The Parliament, on account of its degeneration, especially a large number of Members of Parliament being engaged in business transactions with the Government contrary to the law, has lost its legitimacy and illegal recognition for a long time. According to Article 13 (3) (c) of the Soulbury Constitution, no person shall be qualified to be elected as a Member of Parliament or to sit and vote in Parliament. Thus, the Parliament has been functioning as an illegal institution for a long time. 

The MPs knew that most of the MPs were doing business with the government illegally. The leaders of the political parties who were represented in Parliament also knew it. The Speakers also were aware of it. If any speaker wanted to, he could have probed into it and taken the initiative to change the status quo. If any political party that is represented in Parliament wanted, it could have presented a proposal and initiated a dialogue to change this ugly situation. Even a single member of parliament could have created a background that would have made a difference. But none of them have fulfilled their duty. For whatever reason, it seemed that they all wanted to cover up that destructive guilt. 
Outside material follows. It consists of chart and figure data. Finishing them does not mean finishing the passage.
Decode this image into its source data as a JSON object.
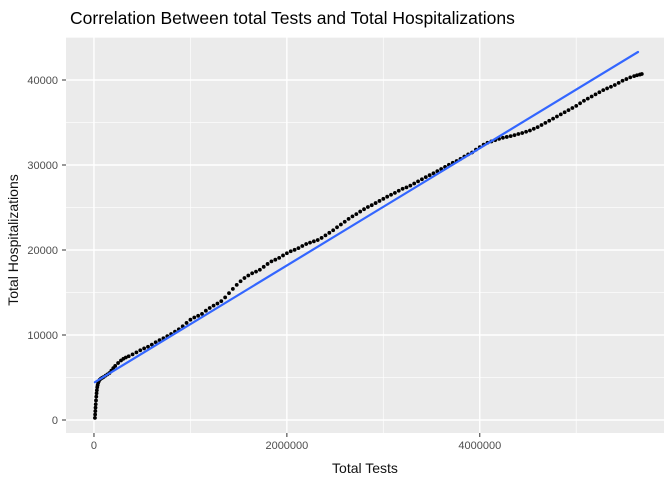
{
  "window": {
    "title": "Correlation Between total Tests and Total Hospitalizations"
  },
  "chart_data": {
    "type": "scatter",
    "title": "Correlation Between total Tests and Total Hospitalizations",
    "xlabel": "Total Tests",
    "ylabel": "Total Hospitalizations",
    "legend": false,
    "grid": true,
    "panel_bg": "#EBEBEB",
    "grid_major_color": "#FFFFFF",
    "grid_minor_color": "#F5F5F5",
    "tick_color": "#333333",
    "tick_label_color": "#4D4D4D",
    "title_color": "#000000",
    "axis_title_color": "#111111",
    "point_color": "#000000",
    "fit_line_color": "#3366FF",
    "xlim": [
      -290000,
      5910000
    ],
    "ylim": [
      -1530,
      45060
    ],
    "x_ticks": [
      0,
      2000000,
      4000000
    ],
    "x_tick_labels": [
      "0",
      "2000000",
      "4000000"
    ],
    "x_minor_ticks": [
      1000000,
      3000000,
      5000000
    ],
    "y_ticks": [
      0,
      10000,
      20000,
      30000,
      40000
    ],
    "y_tick_labels": [
      "0",
      "10000",
      "20000",
      "30000",
      "40000"
    ],
    "y_minor_ticks": [
      5000,
      15000,
      25000,
      35000,
      45000
    ],
    "series": [
      {
        "name": "daily-cumulative-observations",
        "mark": "point",
        "points": [
          [
            10000,
            250
          ],
          [
            12000,
            650
          ],
          [
            14000,
            1050
          ],
          [
            16000,
            1450
          ],
          [
            18000,
            1850
          ],
          [
            21000,
            2300
          ],
          [
            24000,
            2750
          ],
          [
            27000,
            3150
          ],
          [
            30000,
            3500
          ],
          [
            34000,
            3850
          ],
          [
            38000,
            4100
          ],
          [
            43000,
            4350
          ],
          [
            50000,
            4550
          ],
          [
            60000,
            4750
          ],
          [
            72000,
            4870
          ],
          [
            85000,
            4960
          ],
          [
            100000,
            5060
          ],
          [
            120000,
            5220
          ],
          [
            140000,
            5370
          ],
          [
            160000,
            5520
          ],
          [
            180000,
            5800
          ],
          [
            200000,
            6100
          ],
          [
            220000,
            6360
          ],
          [
            250000,
            6700
          ],
          [
            280000,
            7000
          ],
          [
            305000,
            7200
          ],
          [
            330000,
            7350
          ],
          [
            360000,
            7500
          ],
          [
            400000,
            7720
          ],
          [
            440000,
            7960
          ],
          [
            480000,
            8200
          ],
          [
            520000,
            8420
          ],
          [
            560000,
            8620
          ],
          [
            600000,
            8870
          ],
          [
            640000,
            9150
          ],
          [
            680000,
            9400
          ],
          [
            720000,
            9620
          ],
          [
            760000,
            9870
          ],
          [
            800000,
            10120
          ],
          [
            840000,
            10400
          ],
          [
            880000,
            10680
          ],
          [
            920000,
            11020
          ],
          [
            960000,
            11420
          ],
          [
            1000000,
            11800
          ],
          [
            1040000,
            12060
          ],
          [
            1080000,
            12260
          ],
          [
            1120000,
            12480
          ],
          [
            1160000,
            12860
          ],
          [
            1200000,
            13180
          ],
          [
            1240000,
            13460
          ],
          [
            1280000,
            13700
          ],
          [
            1320000,
            13980
          ],
          [
            1360000,
            14420
          ],
          [
            1400000,
            14920
          ],
          [
            1440000,
            15420
          ],
          [
            1480000,
            15900
          ],
          [
            1520000,
            16320
          ],
          [
            1560000,
            16700
          ],
          [
            1600000,
            17000
          ],
          [
            1640000,
            17260
          ],
          [
            1680000,
            17460
          ],
          [
            1720000,
            17680
          ],
          [
            1760000,
            18020
          ],
          [
            1800000,
            18360
          ],
          [
            1840000,
            18660
          ],
          [
            1880000,
            18860
          ],
          [
            1920000,
            19070
          ],
          [
            1960000,
            19360
          ],
          [
            2000000,
            19620
          ],
          [
            2040000,
            19850
          ],
          [
            2080000,
            20020
          ],
          [
            2120000,
            20220
          ],
          [
            2160000,
            20470
          ],
          [
            2200000,
            20700
          ],
          [
            2240000,
            20870
          ],
          [
            2280000,
            21020
          ],
          [
            2320000,
            21170
          ],
          [
            2360000,
            21420
          ],
          [
            2400000,
            21720
          ],
          [
            2440000,
            22020
          ],
          [
            2480000,
            22320
          ],
          [
            2520000,
            22670
          ],
          [
            2560000,
            23000
          ],
          [
            2600000,
            23320
          ],
          [
            2640000,
            23660
          ],
          [
            2680000,
            23960
          ],
          [
            2720000,
            24220
          ],
          [
            2760000,
            24520
          ],
          [
            2800000,
            24800
          ],
          [
            2840000,
            25060
          ],
          [
            2880000,
            25270
          ],
          [
            2920000,
            25520
          ],
          [
            2960000,
            25770
          ],
          [
            3000000,
            26020
          ],
          [
            3040000,
            26270
          ],
          [
            3080000,
            26500
          ],
          [
            3120000,
            26720
          ],
          [
            3160000,
            26970
          ],
          [
            3200000,
            27200
          ],
          [
            3240000,
            27370
          ],
          [
            3280000,
            27570
          ],
          [
            3320000,
            27820
          ],
          [
            3360000,
            28070
          ],
          [
            3400000,
            28320
          ],
          [
            3440000,
            28570
          ],
          [
            3480000,
            28800
          ],
          [
            3520000,
            29020
          ],
          [
            3560000,
            29270
          ],
          [
            3600000,
            29520
          ],
          [
            3640000,
            29770
          ],
          [
            3680000,
            30020
          ],
          [
            3720000,
            30260
          ],
          [
            3760000,
            30470
          ],
          [
            3800000,
            30720
          ],
          [
            3840000,
            31000
          ],
          [
            3880000,
            31250
          ],
          [
            3920000,
            31470
          ],
          [
            3960000,
            31800
          ],
          [
            4000000,
            32100
          ],
          [
            4040000,
            32400
          ],
          [
            4080000,
            32620
          ],
          [
            4120000,
            32770
          ],
          [
            4160000,
            32920
          ],
          [
            4200000,
            33070
          ],
          [
            4240000,
            33200
          ],
          [
            4280000,
            33300
          ],
          [
            4320000,
            33400
          ],
          [
            4360000,
            33510
          ],
          [
            4400000,
            33650
          ],
          [
            4440000,
            33760
          ],
          [
            4480000,
            33910
          ],
          [
            4520000,
            34060
          ],
          [
            4560000,
            34260
          ],
          [
            4600000,
            34460
          ],
          [
            4640000,
            34710
          ],
          [
            4680000,
            34960
          ],
          [
            4720000,
            35210
          ],
          [
            4760000,
            35460
          ],
          [
            4800000,
            35710
          ],
          [
            4840000,
            35960
          ],
          [
            4880000,
            36210
          ],
          [
            4920000,
            36460
          ],
          [
            4960000,
            36710
          ],
          [
            5000000,
            36960
          ],
          [
            5040000,
            37260
          ],
          [
            5080000,
            37560
          ],
          [
            5120000,
            37810
          ],
          [
            5160000,
            38060
          ],
          [
            5200000,
            38310
          ],
          [
            5240000,
            38560
          ],
          [
            5280000,
            38810
          ],
          [
            5320000,
            39010
          ],
          [
            5360000,
            39210
          ],
          [
            5400000,
            39410
          ],
          [
            5440000,
            39660
          ],
          [
            5480000,
            39910
          ],
          [
            5520000,
            40110
          ],
          [
            5560000,
            40310
          ],
          [
            5600000,
            40460
          ],
          [
            5630000,
            40560
          ],
          [
            5660000,
            40640
          ],
          [
            5680000,
            40710
          ]
        ]
      },
      {
        "name": "linear-fit",
        "mark": "line",
        "points": [
          [
            10000,
            4450
          ],
          [
            5640000,
            43300
          ]
        ]
      }
    ]
  }
}
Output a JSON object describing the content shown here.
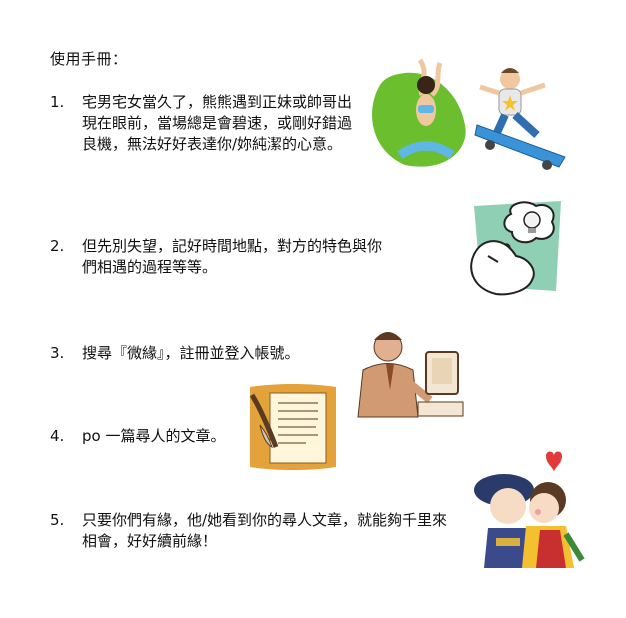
{
  "document": {
    "title": "使用手冊：",
    "items": [
      {
        "number": "1.",
        "text": "宅男宅女當久了，熊熊遇到正妹或帥哥出現在眼前，當場總是會碧速，或剛好錯過良機，無法好好表達你/妳純潔的心意。"
      },
      {
        "number": "2.",
        "text": "但先別失望，記好時間地點，對方的特色與你們相遇的過程等等。"
      },
      {
        "number": "3.",
        "text": "搜尋『微緣』，註冊並登入帳號。"
      },
      {
        "number": "4.",
        "text": "po 一篇尋人的文章。"
      },
      {
        "number": "5.",
        "text": "只要你們有緣，他/她看到你的尋人文章，就能夠千里來相會，好好續前緣！"
      }
    ]
  },
  "illustrations": {
    "clip1": "woman-yoga-and-skateboarder-clipart",
    "clip2": "thinking-person-lightbulb-clipart",
    "clip3": "man-at-computer-clipart",
    "clip4": "quill-writing-letter-clipart",
    "clip5": "kissing-couple-clipart"
  }
}
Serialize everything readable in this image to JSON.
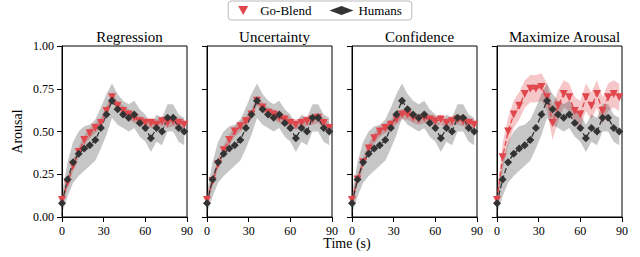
{
  "chart_data": {
    "type": "line",
    "xlabel": "Time (s)",
    "ylabel": "Arousal",
    "legend": "top",
    "xlim": [
      0,
      90
    ],
    "xticks": [
      0,
      30,
      60,
      90
    ],
    "ylim": [
      0,
      1
    ],
    "yticks": [
      {
        "value": 0,
        "label": "0.00"
      },
      {
        "value": 0.25,
        "label": "0.25"
      },
      {
        "value": 0.5,
        "label": "0.50"
      },
      {
        "value": 0.75,
        "label": "0.75"
      },
      {
        "value": 1,
        "label": "1.00"
      }
    ],
    "x": [
      0,
      4,
      8,
      12,
      16,
      20,
      24,
      28,
      32,
      36,
      40,
      44,
      48,
      52,
      56,
      60,
      64,
      68,
      72,
      76,
      80,
      84,
      88
    ],
    "panels": [
      {
        "title": "Regression",
        "series": [
          {
            "name": "Go-Blend",
            "color": "#e0474c",
            "marker": "triangle_down",
            "line_style": "dashed",
            "values": [
              0.1,
              0.2,
              0.3,
              0.38,
              0.45,
              0.49,
              0.52,
              0.55,
              0.62,
              0.7,
              0.65,
              0.62,
              0.6,
              0.58,
              0.56,
              0.55,
              0.55,
              0.54,
              0.56,
              0.55,
              0.56,
              0.55,
              0.54
            ],
            "lower": [
              0.07,
              0.17,
              0.27,
              0.35,
              0.42,
              0.46,
              0.49,
              0.52,
              0.59,
              0.67,
              0.62,
              0.59,
              0.57,
              0.55,
              0.53,
              0.52,
              0.52,
              0.51,
              0.53,
              0.52,
              0.53,
              0.52,
              0.51
            ],
            "upper": [
              0.13,
              0.23,
              0.33,
              0.41,
              0.48,
              0.52,
              0.55,
              0.58,
              0.65,
              0.73,
              0.68,
              0.65,
              0.63,
              0.61,
              0.59,
              0.58,
              0.58,
              0.57,
              0.59,
              0.58,
              0.59,
              0.58,
              0.57
            ]
          },
          {
            "name": "Humans",
            "color": "#333333",
            "marker": "diamond",
            "line_style": "dashed",
            "values": [
              0.08,
              0.22,
              0.32,
              0.37,
              0.4,
              0.42,
              0.45,
              0.52,
              0.6,
              0.68,
              0.63,
              0.6,
              0.58,
              0.6,
              0.55,
              0.52,
              0.46,
              0.52,
              0.5,
              0.58,
              0.58,
              0.52,
              0.5
            ],
            "lower": [
              0.02,
              0.12,
              0.2,
              0.24,
              0.27,
              0.3,
              0.33,
              0.4,
              0.48,
              0.58,
              0.54,
              0.52,
              0.5,
              0.52,
              0.47,
              0.44,
              0.38,
              0.44,
              0.42,
              0.5,
              0.5,
              0.44,
              0.42
            ],
            "upper": [
              0.14,
              0.32,
              0.44,
              0.5,
              0.53,
              0.54,
              0.57,
              0.64,
              0.72,
              0.78,
              0.72,
              0.68,
              0.66,
              0.68,
              0.63,
              0.6,
              0.54,
              0.6,
              0.58,
              0.66,
              0.66,
              0.6,
              0.58
            ]
          }
        ]
      },
      {
        "title": "Uncertainty",
        "series": [
          {
            "name": "Go-Blend",
            "color": "#e0474c",
            "marker": "triangle_down",
            "line_style": "dashed",
            "values": [
              0.1,
              0.21,
              0.31,
              0.39,
              0.45,
              0.5,
              0.53,
              0.56,
              0.6,
              0.68,
              0.64,
              0.61,
              0.6,
              0.58,
              0.57,
              0.55,
              0.54,
              0.55,
              0.56,
              0.57,
              0.58,
              0.55,
              0.52
            ],
            "lower": [
              0.07,
              0.18,
              0.28,
              0.36,
              0.42,
              0.47,
              0.5,
              0.53,
              0.57,
              0.65,
              0.61,
              0.58,
              0.57,
              0.55,
              0.54,
              0.52,
              0.51,
              0.52,
              0.53,
              0.54,
              0.55,
              0.52,
              0.49
            ],
            "upper": [
              0.13,
              0.24,
              0.34,
              0.42,
              0.48,
              0.53,
              0.56,
              0.59,
              0.63,
              0.71,
              0.67,
              0.64,
              0.63,
              0.61,
              0.6,
              0.58,
              0.57,
              0.58,
              0.59,
              0.6,
              0.61,
              0.58,
              0.55
            ]
          },
          {
            "name": "Humans",
            "color": "#333333",
            "marker": "diamond",
            "line_style": "dashed",
            "values": [
              0.08,
              0.22,
              0.32,
              0.37,
              0.4,
              0.42,
              0.45,
              0.52,
              0.6,
              0.68,
              0.63,
              0.6,
              0.58,
              0.6,
              0.55,
              0.52,
              0.46,
              0.52,
              0.5,
              0.58,
              0.58,
              0.52,
              0.5
            ],
            "lower": [
              0.02,
              0.12,
              0.2,
              0.24,
              0.27,
              0.3,
              0.33,
              0.4,
              0.48,
              0.58,
              0.54,
              0.52,
              0.5,
              0.52,
              0.47,
              0.44,
              0.38,
              0.44,
              0.42,
              0.5,
              0.5,
              0.44,
              0.42
            ],
            "upper": [
              0.14,
              0.32,
              0.44,
              0.5,
              0.53,
              0.54,
              0.57,
              0.64,
              0.72,
              0.78,
              0.72,
              0.68,
              0.66,
              0.68,
              0.63,
              0.6,
              0.54,
              0.6,
              0.58,
              0.66,
              0.66,
              0.6,
              0.58
            ]
          }
        ]
      },
      {
        "title": "Confidence",
        "series": [
          {
            "name": "Go-Blend",
            "color": "#e0474c",
            "marker": "triangle_down",
            "line_style": "dashed",
            "values": [
              0.1,
              0.22,
              0.32,
              0.4,
              0.46,
              0.5,
              0.52,
              0.54,
              0.57,
              0.6,
              0.6,
              0.58,
              0.57,
              0.58,
              0.57,
              0.56,
              0.57,
              0.55,
              0.56,
              0.57,
              0.56,
              0.55,
              0.54
            ],
            "lower": [
              0.07,
              0.19,
              0.29,
              0.37,
              0.43,
              0.47,
              0.49,
              0.51,
              0.54,
              0.57,
              0.57,
              0.55,
              0.54,
              0.55,
              0.54,
              0.53,
              0.54,
              0.52,
              0.53,
              0.54,
              0.53,
              0.52,
              0.51
            ],
            "upper": [
              0.13,
              0.25,
              0.35,
              0.43,
              0.49,
              0.53,
              0.55,
              0.57,
              0.6,
              0.63,
              0.63,
              0.61,
              0.6,
              0.61,
              0.6,
              0.59,
              0.6,
              0.58,
              0.59,
              0.6,
              0.59,
              0.58,
              0.57
            ]
          },
          {
            "name": "Humans",
            "color": "#333333",
            "marker": "diamond",
            "line_style": "dashed",
            "values": [
              0.08,
              0.22,
              0.32,
              0.37,
              0.4,
              0.42,
              0.45,
              0.52,
              0.6,
              0.68,
              0.63,
              0.6,
              0.58,
              0.6,
              0.55,
              0.52,
              0.46,
              0.52,
              0.5,
              0.58,
              0.58,
              0.52,
              0.5
            ],
            "lower": [
              0.02,
              0.12,
              0.2,
              0.24,
              0.27,
              0.3,
              0.33,
              0.4,
              0.48,
              0.58,
              0.54,
              0.52,
              0.5,
              0.52,
              0.47,
              0.44,
              0.38,
              0.44,
              0.42,
              0.5,
              0.5,
              0.44,
              0.42
            ],
            "upper": [
              0.14,
              0.32,
              0.44,
              0.5,
              0.53,
              0.54,
              0.57,
              0.64,
              0.72,
              0.78,
              0.72,
              0.68,
              0.66,
              0.68,
              0.63,
              0.6,
              0.54,
              0.6,
              0.58,
              0.66,
              0.66,
              0.6,
              0.58
            ]
          }
        ]
      },
      {
        "title": "Maximize Arousal",
        "series": [
          {
            "name": "Go-Blend",
            "color": "#e0474c",
            "marker": "triangle_down",
            "line_style": "dashed",
            "values": [
              0.1,
              0.35,
              0.5,
              0.6,
              0.65,
              0.72,
              0.75,
              0.75,
              0.76,
              0.7,
              0.55,
              0.65,
              0.72,
              0.7,
              0.62,
              0.6,
              0.7,
              0.65,
              0.72,
              0.62,
              0.7,
              0.72,
              0.7
            ],
            "lower": [
              0.05,
              0.27,
              0.42,
              0.52,
              0.57,
              0.64,
              0.67,
              0.67,
              0.68,
              0.62,
              0.45,
              0.56,
              0.64,
              0.62,
              0.54,
              0.52,
              0.62,
              0.57,
              0.64,
              0.54,
              0.62,
              0.64,
              0.62
            ],
            "upper": [
              0.15,
              0.43,
              0.58,
              0.68,
              0.73,
              0.8,
              0.83,
              0.83,
              0.84,
              0.78,
              0.65,
              0.74,
              0.8,
              0.78,
              0.7,
              0.68,
              0.78,
              0.73,
              0.8,
              0.7,
              0.78,
              0.8,
              0.78
            ]
          },
          {
            "name": "Humans",
            "color": "#333333",
            "marker": "diamond",
            "line_style": "dashed",
            "values": [
              0.08,
              0.22,
              0.32,
              0.37,
              0.4,
              0.42,
              0.45,
              0.52,
              0.6,
              0.68,
              0.63,
              0.6,
              0.58,
              0.6,
              0.55,
              0.52,
              0.46,
              0.52,
              0.5,
              0.58,
              0.58,
              0.52,
              0.5
            ],
            "lower": [
              0.02,
              0.12,
              0.2,
              0.24,
              0.27,
              0.3,
              0.33,
              0.4,
              0.48,
              0.58,
              0.54,
              0.52,
              0.5,
              0.52,
              0.47,
              0.44,
              0.38,
              0.44,
              0.42,
              0.5,
              0.5,
              0.44,
              0.42
            ],
            "upper": [
              0.14,
              0.32,
              0.44,
              0.5,
              0.53,
              0.54,
              0.57,
              0.64,
              0.72,
              0.78,
              0.72,
              0.68,
              0.66,
              0.68,
              0.63,
              0.6,
              0.54,
              0.6,
              0.58,
              0.66,
              0.66,
              0.6,
              0.58
            ]
          }
        ]
      }
    ]
  }
}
Several of us tried to enlighten the Speaker (in May 2019) on this issue and persuade him to start up an inquiry; but the Speaker did not want to take the onus of it. 

Subsequently, an attempt was made to get a motion tabled in Parliament by a political party represented in Parliament, but it adopted a policy of evading it. Then we submitted a petition to the Supreme Court, with the signatures of a substantial number of respondents, explaining the situation where a large number of members of Parliament transacting business with the government contrary to the law, seeking its guidance and direction to probe into the issue. There was no positive response to that either. 

We could foresee that the country was heading towards a major catastrophe. We warned about it. Our aim was to get the authorities to perform the required surgery before the bubble burst; had it been done, the situation of the country would not have been so devastating. 

Both the Executive and the Legislature are equally responsible for the catastrophe facing the country. That is why an active public involvement is needed to find an objective solution to the crisis facing the country.